Friday, December 30, 2005

A Year of Great Spiritual Awakening

God came closer to me this year!

At last I finally had the chance to post here again in spite of that maternal discipline from my technological addiction. Anyway, it’s one day to go before New Year. Sigh… How could this year pass by that fast? I admit that nothing has changed much except my relationship with God. It’s been almost two semesters since I joined Victory Christian Fellowship. It really improved my relationship with God and my knowledge of Him. I even experienced new challenges that proved how strong I am as a Christian. A lot of things changed within me. I’m now outspoken on my views about God which I seldom do before. I’m now feeling that God is upgrading me as His instrument in sharing His good news. I’m not perfect but still, I’m struggling to drive my evil force away. I really thank God for giving this opportunity to me. Thus, I look forward to make that relationship stronger in spite of many hindrances.

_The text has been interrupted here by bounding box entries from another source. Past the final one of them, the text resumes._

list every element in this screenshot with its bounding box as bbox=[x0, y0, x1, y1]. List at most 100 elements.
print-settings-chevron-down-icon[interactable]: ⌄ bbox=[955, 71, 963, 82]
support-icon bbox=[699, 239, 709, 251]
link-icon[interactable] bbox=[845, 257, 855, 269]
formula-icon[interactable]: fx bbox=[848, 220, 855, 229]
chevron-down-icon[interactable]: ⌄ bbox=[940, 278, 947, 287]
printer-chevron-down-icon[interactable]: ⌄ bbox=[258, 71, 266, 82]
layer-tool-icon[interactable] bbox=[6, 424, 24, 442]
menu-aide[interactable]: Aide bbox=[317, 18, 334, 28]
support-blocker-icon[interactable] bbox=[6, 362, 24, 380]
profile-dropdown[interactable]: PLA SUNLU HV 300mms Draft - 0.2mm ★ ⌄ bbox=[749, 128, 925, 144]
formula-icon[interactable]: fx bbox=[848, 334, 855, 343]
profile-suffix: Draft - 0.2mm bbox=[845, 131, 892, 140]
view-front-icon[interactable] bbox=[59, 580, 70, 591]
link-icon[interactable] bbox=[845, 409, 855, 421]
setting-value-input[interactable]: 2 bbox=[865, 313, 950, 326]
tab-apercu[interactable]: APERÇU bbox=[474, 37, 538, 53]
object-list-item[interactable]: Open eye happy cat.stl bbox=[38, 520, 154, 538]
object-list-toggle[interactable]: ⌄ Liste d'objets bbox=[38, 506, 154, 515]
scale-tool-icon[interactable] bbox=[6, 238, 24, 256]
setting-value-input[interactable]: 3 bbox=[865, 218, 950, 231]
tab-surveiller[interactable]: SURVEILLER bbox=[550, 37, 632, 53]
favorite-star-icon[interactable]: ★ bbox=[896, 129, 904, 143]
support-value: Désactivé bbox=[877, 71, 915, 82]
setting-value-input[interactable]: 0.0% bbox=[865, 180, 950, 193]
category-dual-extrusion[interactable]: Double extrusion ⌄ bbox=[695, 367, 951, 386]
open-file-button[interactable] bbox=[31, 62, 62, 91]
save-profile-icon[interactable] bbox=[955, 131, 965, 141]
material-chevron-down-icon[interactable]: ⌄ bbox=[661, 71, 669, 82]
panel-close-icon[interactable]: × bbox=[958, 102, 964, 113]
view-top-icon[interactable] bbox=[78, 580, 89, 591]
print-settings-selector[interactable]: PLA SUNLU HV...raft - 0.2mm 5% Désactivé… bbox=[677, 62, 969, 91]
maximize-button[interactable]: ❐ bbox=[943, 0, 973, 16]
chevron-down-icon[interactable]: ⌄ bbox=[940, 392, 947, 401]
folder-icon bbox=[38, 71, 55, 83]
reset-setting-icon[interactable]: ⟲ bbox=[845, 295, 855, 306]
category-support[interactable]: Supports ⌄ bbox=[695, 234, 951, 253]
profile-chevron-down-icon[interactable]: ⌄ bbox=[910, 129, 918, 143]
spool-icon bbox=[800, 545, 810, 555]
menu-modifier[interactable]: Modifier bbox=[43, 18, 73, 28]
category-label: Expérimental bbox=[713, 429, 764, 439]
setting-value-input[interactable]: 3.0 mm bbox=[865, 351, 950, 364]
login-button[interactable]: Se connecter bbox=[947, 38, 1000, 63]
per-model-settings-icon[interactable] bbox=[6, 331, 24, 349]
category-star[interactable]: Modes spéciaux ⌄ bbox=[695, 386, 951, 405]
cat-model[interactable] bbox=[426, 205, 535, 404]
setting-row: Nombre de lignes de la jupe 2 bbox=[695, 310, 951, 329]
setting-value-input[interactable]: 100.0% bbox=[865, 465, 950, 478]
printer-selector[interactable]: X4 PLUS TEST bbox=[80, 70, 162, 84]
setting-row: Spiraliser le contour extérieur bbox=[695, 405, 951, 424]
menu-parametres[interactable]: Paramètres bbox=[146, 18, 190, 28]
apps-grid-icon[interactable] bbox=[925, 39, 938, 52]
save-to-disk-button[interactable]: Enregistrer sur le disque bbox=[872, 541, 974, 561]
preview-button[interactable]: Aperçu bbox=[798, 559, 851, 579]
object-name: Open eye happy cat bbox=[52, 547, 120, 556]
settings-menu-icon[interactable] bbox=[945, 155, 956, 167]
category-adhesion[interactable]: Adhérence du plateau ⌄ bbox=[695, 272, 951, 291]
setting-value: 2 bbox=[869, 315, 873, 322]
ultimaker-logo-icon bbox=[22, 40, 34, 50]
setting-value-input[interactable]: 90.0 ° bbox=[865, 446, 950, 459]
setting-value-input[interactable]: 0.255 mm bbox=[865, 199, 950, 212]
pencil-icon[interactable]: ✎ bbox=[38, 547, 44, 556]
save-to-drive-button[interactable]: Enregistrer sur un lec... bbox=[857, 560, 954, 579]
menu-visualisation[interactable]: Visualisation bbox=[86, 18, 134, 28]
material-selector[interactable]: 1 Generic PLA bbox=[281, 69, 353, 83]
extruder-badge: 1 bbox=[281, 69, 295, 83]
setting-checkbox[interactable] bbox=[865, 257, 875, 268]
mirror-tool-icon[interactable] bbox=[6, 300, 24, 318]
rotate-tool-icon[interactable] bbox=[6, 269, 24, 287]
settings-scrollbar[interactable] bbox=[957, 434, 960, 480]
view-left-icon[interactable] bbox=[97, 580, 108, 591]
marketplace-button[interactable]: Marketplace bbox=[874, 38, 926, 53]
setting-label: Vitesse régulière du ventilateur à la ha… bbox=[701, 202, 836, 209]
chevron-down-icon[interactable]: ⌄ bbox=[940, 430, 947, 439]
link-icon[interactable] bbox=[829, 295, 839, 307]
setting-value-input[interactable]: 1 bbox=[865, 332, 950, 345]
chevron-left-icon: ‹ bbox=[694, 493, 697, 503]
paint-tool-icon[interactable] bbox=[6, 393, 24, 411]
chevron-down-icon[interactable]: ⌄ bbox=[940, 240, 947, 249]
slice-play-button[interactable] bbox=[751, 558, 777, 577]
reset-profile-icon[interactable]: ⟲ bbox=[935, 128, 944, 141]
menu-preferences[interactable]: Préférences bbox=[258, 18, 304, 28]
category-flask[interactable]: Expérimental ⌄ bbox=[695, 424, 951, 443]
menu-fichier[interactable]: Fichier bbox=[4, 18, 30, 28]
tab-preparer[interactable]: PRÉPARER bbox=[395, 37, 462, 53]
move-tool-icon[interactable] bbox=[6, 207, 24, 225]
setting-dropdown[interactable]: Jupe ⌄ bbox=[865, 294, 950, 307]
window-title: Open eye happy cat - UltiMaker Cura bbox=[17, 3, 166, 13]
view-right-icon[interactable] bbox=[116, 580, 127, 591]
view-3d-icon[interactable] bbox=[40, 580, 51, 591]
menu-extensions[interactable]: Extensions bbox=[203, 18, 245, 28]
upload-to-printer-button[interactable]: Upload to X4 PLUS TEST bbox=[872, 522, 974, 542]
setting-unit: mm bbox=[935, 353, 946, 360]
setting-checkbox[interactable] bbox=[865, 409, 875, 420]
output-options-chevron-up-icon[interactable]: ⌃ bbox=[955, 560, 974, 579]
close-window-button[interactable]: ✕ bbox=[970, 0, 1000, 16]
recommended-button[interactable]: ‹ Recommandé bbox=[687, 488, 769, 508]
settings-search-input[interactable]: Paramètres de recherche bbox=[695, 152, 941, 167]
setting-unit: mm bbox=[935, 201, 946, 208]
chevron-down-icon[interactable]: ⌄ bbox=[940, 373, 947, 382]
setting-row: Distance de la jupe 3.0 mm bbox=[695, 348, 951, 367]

Aside from discovering the true Christian in me, I also started reading the Purpose-Driven Life by Rick Warren. I know that a lot of you out there have already read that wonderful book. I have started reading it last month but I failed to continue after the seventh day due to world pressures. Am I weak? I have to say yes, somehow. Two days after Christmas my senses ignited again so I started reading, giving myself a second chance. I even used a notebook to jot down important notes that I believe can help me while I share with others my view of God. I posed a strict policy to myself that I’ll just read one chapter a day so I can have time to reflect on it. I’ve heard others who finished reading it because they read two or more chapters a day. For me, that wouldn’t be effective. I recall a time when our philosophy teacher challenged us to defend God with him on the “God is not a good God” side. It’s a real shame that none of us managed to defend God and just drowned on the reasoning skills of our professor. I wish I knew God even more on that time. I must have defended him and won. But past is past and we learn from it. I’ll just continue to be a sinner who was chosen to be one of God’s instrument, letting Him mold me into my purpose in life.

Hmm… What very significant change would this upcoming year have in my life? I hope it’s an awesome one… part of the purpose God wanted for me. Merry Christmas and a Happy New Year to All!!!